The changes began with the arrival of the decidedly right-wing Toronto Sun and the expansion of Sun papers into several cities. Then came the takeover of the countrywide fleet of the liberalish Southam papers by arch-Tory Conrad Black. A godsend for the conservative cause, he turned them rightward and also created a national conservative flagship paper, the National Post.

The two big chains, which are now under the sole proprietorship of Postmedia, employ primarily right-leaning pundits who outnumber those on the left at The Toronto Star and elsewhere.

Through these times, right-wing A.M. radio talk jocks multiplied. Meanwhile in TV land, the right was gaining ground as well. The once dominant CBC, a raw nerve for conservatives, has lost significant audience share to CTV and Global, neither of which have a leftward bent like the relentlessly woke national broadcaster.
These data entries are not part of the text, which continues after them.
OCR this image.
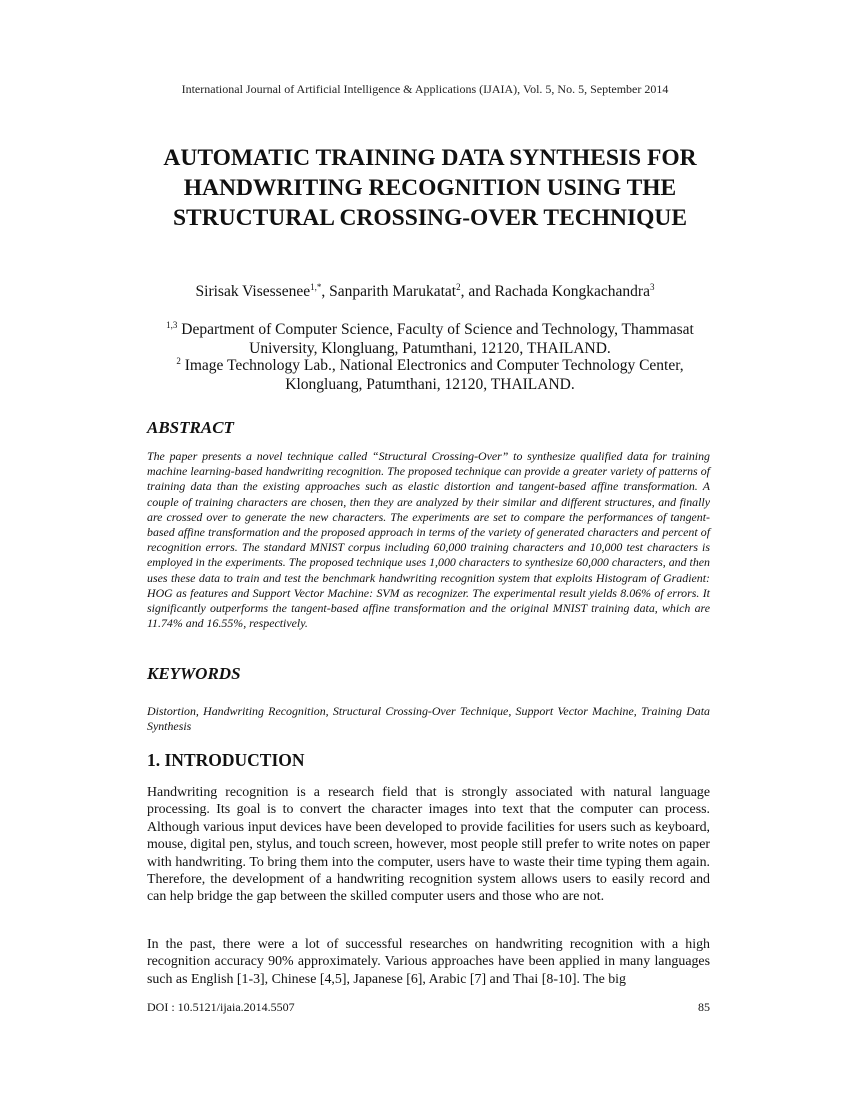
International Journal of Artificial Intelligence & Applications (IJAIA), Vol. 5, No. 5, September 2014
AUTOMATIC TRAINING DATA SYNTHESIS FOR HANDWRITING RECOGNITION USING THE STRUCTURAL CROSSING-OVER TECHNIQUE
Sirisak Visessenee$^{1,*}$, Sanparith Marukatat$^2$, and Rachada Kongkachandra$^3$
$^{1,3}$ Department of Computer Science, Faculty of Science and Technology, Thammasat University, Klongluang, Patumthani, 12120, THAILAND.
$^2$ Image Technology Lab., National Electronics and Computer Technology Center, Klongluang, Patumthani, 12120, THAILAND.
ABSTRACT

The paper presents a novel technique called “Structural Crossing-Over” to synthesize qualified data for training machine learning-based handwriting recognition. The proposed technique can provide a greater variety of patterns of training data than the existing approaches such as elastic distortion and tangent-based affine transformation. A couple of training characters are chosen, then they are analyzed by their similar and different structures, and finally are crossed over to generate the new characters. The experiments are set to compare the performances of tangent-based affine transformation and the proposed approach in terms of the variety of generated characters and percent of recognition errors. The standard MNIST corpus including 60,000 training characters and 10,000 test characters is employed in the experiments. The proposed technique uses 1,000 characters to synthesize 60,000 characters, and then uses these data to train and test the benchmark handwriting recognition system that exploits Histogram of Gradient: HOG as features and Support Vector Machine: SVM as recognizer. The experimental result yields 8.06% of errors. It significantly outperforms the tangent-based affine transformation and the original MNIST training data, which are 11.74% and 16.55%, respectively.

KEYWORDS

Distortion, Handwriting Recognition, Structural Crossing-Over Technique, Support Vector Machine, Training Data Synthesis

1. INTRODUCTION

Handwriting recognition is a research field that is strongly associated with natural language processing. Its goal is to convert the character images into text that the computer can process. Although various input devices have been developed to provide facilities for users such as keyboard, mouse, digital pen, stylus, and touch screen, however, most people still prefer to write notes on paper with handwriting. To bring them into the computer, users have to waste their time typing them again. Therefore, the development of a handwriting recognition system allows users to easily record and can help bridge the gap between the skilled computer users and those who are not.

In the past, there were a lot of successful researches on handwriting recognition with a high recognition accuracy 90% approximately. Various approaches have been applied in many languages such as English [1-3], Chinese [4,5], Japanese [6], Arabic [7] and Thai [8-10]. The big

DOI : 10.5121/ijaia.2014.5507	85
In Mr. Trudeau’s Ottawa, a staunchly Liberal town, residents have just two local papers to choose from, the conservative Sun and the conservative Ottawa Citizen. It’s not the only big city to feature a right-wing print monopoly.

All said, the Poilievre party is not doing so badly. It’s doing even better when you consider that Canada’s population, as evidenced by the combined vote of the Liberals and NDP in election after election, is predominantly progressive. If the media were a true reflection of the character of the people, they would have a progressive lean. It’s hardly the case.

Consequently, a question arises. Is it Mr. Poilievre who should be taking issue with the media or Mr. Trudeau? The Prime Minister, however, chooses to forgo the fight. Instead in 2019, he came up with $600-million in aid to prop up struggling news outlets. He probably realizes that for him to take on the media would backfire, increasing the intensity of attacks. And so he grins and bears it.

All’s not to say he is any champion of openness and freedom of information. On the contrary, he follows the distressing trend line of other PMs in hoarding power in the PMO and restricting media access. How many full-fledged news conferences has he done in the last year?

Mr. Poilievre, who was right in recently rebuking a Global News reporter for his hectoring manner at a briefing, but wrong in calling him a Liberal, is bent on being more restrictive despite his “freedom” talk. He is no Donald Trump, but he is no doubt aware of how the former president profited by labelling media criticism “fake news” and fomenting resentment among his populist legions in so doing.

The Conservative Leader is also aware that no matter what the trajectory of our media history, no matter the gains with two chains and all the rest, his followers remain absolutely convinced of the contrary. Any suggestion the media establishment isn’t in the pocket of Liberal interests renders them apoplectic. It’s been that way forever. Their new leader will have the myth persist.